India’s Ambitious Health Care Plan Sparks Hope, Questions

From a small village in Uttar Pradesh, laborer Shavan Kumar, has brought his 38-year-old wife to a government-run hospital New Delhi to be treated for a heart condition. But he worries that the $500 loan he has taken will not cover the cost of her medical care; although the treatment is free, he has to pay for medicines, tests and their stay in the city.

 

“I am scared about how I will repay the money I have borrowed. What can a man working on daily wages do? It is in God’s hands,” Kumar said.

 

The Indian government has announced it will implement what it calls the world’s largest public health insurance plan, offering coverages of about $8,000 to poor and low-income families. That could be a game-changer for the 63 million people like Shavan Kumar who are driven into poverty every year by “catastrophic” expenses on health care, according to the Health Ministry.

 

Dubbed “Modicare” in a reference of Prime Minister Narendra Modi, the hugely ambitious scale of the project – which proposes to insure 500 million people – has caused a wave of optimism in a country where improving access to health services has never been a political priority.

 

However, in a nation where many government initiatives are hobbled with poor implementation, there are concerns about how it will work and how it will be funded.

Priya Balasubramaniam, a health specialist at the Public Health Foundation in New Delhi questions whether the $300 million earmarked this year will get the project off the ground. “While this has definitely come with a bang, I think for those of us who want to move to the next level, it is really about the fiscal space that the government has allocated for a scheme as ambitious as this,” she says.

 

Officials say the vast scale of the project will drive down insurance premiums to as little as $18 per year.

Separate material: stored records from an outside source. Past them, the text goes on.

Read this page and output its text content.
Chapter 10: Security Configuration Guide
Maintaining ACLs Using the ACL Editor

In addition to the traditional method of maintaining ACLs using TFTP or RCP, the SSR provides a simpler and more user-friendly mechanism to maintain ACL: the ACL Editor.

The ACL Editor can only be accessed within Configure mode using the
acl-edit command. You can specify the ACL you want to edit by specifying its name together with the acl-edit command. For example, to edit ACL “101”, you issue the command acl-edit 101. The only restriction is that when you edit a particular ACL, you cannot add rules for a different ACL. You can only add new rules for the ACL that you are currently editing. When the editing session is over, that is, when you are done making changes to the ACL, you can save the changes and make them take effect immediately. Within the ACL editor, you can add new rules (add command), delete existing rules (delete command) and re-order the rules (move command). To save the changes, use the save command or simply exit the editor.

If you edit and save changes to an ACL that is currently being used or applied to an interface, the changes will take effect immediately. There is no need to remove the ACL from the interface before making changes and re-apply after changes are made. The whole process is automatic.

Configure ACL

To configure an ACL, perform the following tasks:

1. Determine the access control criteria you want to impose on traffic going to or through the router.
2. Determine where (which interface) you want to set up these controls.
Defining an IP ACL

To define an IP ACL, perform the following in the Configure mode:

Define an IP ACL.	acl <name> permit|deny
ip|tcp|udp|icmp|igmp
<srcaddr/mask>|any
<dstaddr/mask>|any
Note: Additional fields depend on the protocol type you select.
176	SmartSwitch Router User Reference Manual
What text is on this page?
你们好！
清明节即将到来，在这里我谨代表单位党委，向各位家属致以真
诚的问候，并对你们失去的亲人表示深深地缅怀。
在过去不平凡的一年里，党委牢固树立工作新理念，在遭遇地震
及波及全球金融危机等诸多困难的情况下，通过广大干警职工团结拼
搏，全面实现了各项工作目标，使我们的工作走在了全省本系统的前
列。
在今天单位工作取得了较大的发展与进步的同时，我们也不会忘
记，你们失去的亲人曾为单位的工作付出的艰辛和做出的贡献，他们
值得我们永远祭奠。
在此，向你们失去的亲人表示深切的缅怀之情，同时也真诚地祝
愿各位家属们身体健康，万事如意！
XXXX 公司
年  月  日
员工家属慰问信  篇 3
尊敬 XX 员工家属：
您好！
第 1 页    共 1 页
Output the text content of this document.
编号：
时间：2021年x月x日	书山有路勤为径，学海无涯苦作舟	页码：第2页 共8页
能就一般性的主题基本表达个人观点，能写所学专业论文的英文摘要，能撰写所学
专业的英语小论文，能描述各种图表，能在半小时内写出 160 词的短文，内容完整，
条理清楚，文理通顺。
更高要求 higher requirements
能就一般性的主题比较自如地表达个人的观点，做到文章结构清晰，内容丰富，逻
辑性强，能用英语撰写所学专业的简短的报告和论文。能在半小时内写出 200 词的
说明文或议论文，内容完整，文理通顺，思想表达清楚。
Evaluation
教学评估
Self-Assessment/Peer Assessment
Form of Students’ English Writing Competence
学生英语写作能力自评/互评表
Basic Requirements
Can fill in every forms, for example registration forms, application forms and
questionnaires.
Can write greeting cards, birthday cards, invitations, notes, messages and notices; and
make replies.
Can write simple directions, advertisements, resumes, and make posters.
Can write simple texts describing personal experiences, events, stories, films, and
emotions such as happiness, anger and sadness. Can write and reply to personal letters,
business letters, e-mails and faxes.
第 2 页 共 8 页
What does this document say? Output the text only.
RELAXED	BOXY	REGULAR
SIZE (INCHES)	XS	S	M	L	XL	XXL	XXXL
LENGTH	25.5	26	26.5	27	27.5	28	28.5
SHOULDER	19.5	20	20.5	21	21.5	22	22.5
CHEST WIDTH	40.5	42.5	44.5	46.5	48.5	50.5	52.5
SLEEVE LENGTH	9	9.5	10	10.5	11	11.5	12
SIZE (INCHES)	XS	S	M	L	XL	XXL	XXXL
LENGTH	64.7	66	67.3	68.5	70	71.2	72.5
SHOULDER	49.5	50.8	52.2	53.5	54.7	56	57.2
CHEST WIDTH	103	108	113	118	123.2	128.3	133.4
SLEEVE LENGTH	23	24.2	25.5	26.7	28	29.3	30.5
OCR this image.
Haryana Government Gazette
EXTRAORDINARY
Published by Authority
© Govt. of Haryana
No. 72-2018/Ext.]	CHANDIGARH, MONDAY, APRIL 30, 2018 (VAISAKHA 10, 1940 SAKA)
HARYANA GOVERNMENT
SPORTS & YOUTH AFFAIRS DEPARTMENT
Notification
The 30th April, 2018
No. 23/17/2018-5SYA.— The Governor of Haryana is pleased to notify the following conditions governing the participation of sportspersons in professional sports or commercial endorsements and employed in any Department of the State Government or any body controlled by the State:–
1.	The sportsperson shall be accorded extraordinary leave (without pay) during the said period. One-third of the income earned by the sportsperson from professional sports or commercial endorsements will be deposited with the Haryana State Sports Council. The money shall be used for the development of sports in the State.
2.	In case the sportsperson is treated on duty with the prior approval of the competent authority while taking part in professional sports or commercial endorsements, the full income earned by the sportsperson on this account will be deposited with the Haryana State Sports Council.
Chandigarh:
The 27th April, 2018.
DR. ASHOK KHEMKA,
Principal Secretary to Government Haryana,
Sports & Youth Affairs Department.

That adds up to $1.7 billion – an outlay that the government plans to make with funds pooled by both the federal and state governments.

 

Closing rich and poor gap

Health experts also hope the insurance cover will improve the quality of care by opening the doors of India’s expensive private hospitals to the poor.

A massive gap exists between private and public hospitals. The former have state-of-the-art medical facilities but only the upper income groups can afford their steep costs. On the other hand, quality public hospitals such as the All India Institute of Medical Sciences where Shavan Kumar brought his wife offer free treatment, but are few in number, confined to the big cities and hugely overburdened.

That is the dilemma that Hari Singh, a New Delhi resident, faced when he broke his knee in a road accident three months ago. Having no savings, he first went to a government hospital, but left quickly and headed to a private hospital.

“The conditions were so miserable, the toilets were filthy, two patients were put on one stretcher and there was no system at all. I got very scared,” he says.

But to pay for his care he had to borrow $5,000 at a crippling interest rate of 5 percent a month. Now he does not know when he can return to his job as a driver or how to support his two young children.

 

Ashok Agarwal, founder of the Indian Institute of Health Management Research, hopes the new government project will change that. “For the first time poor people would have a choice to go to a center where they feel comfortable,” he says. “Once you have insurance which is willing to pay, then the load of the patients can go to the private sector also.”

 

He says it will also incentivize private hospitals to improve facilities to attract patients. “Imagine you can have 500 million customers at your doorstep. Which company would not like that to happen?”

 

Health professionals underline that the insurance initiative needs to go hand-in-hand with improved primary health services and point out that poor people often land up in hospitals because they cannot afford day-to-day medical care and medicines.

But most government-run medical centers “are dysfunctional, lacking equipment, medicines and even qualified staff,” says Balasubramaniam, the health specialist at the Public Health Foundation in New Delhi. “You are focusing on the top of the pyramid while the foundations are still very shaky.” For example Shavan Kumar may never have needed to head to a hospital in New Delhi if his wife’s condition had been diagnosed earlier.  

 

But in a country where government spending on health care is among the lowest in the world – just 1 percent of the GDP – the project has sparked hope. “What the government has done in one stroke is to look at 500 million at the same time. I have no doubt it will take a few years to come on the ground and be stabilized, but the intent is very good,” says Agarwal.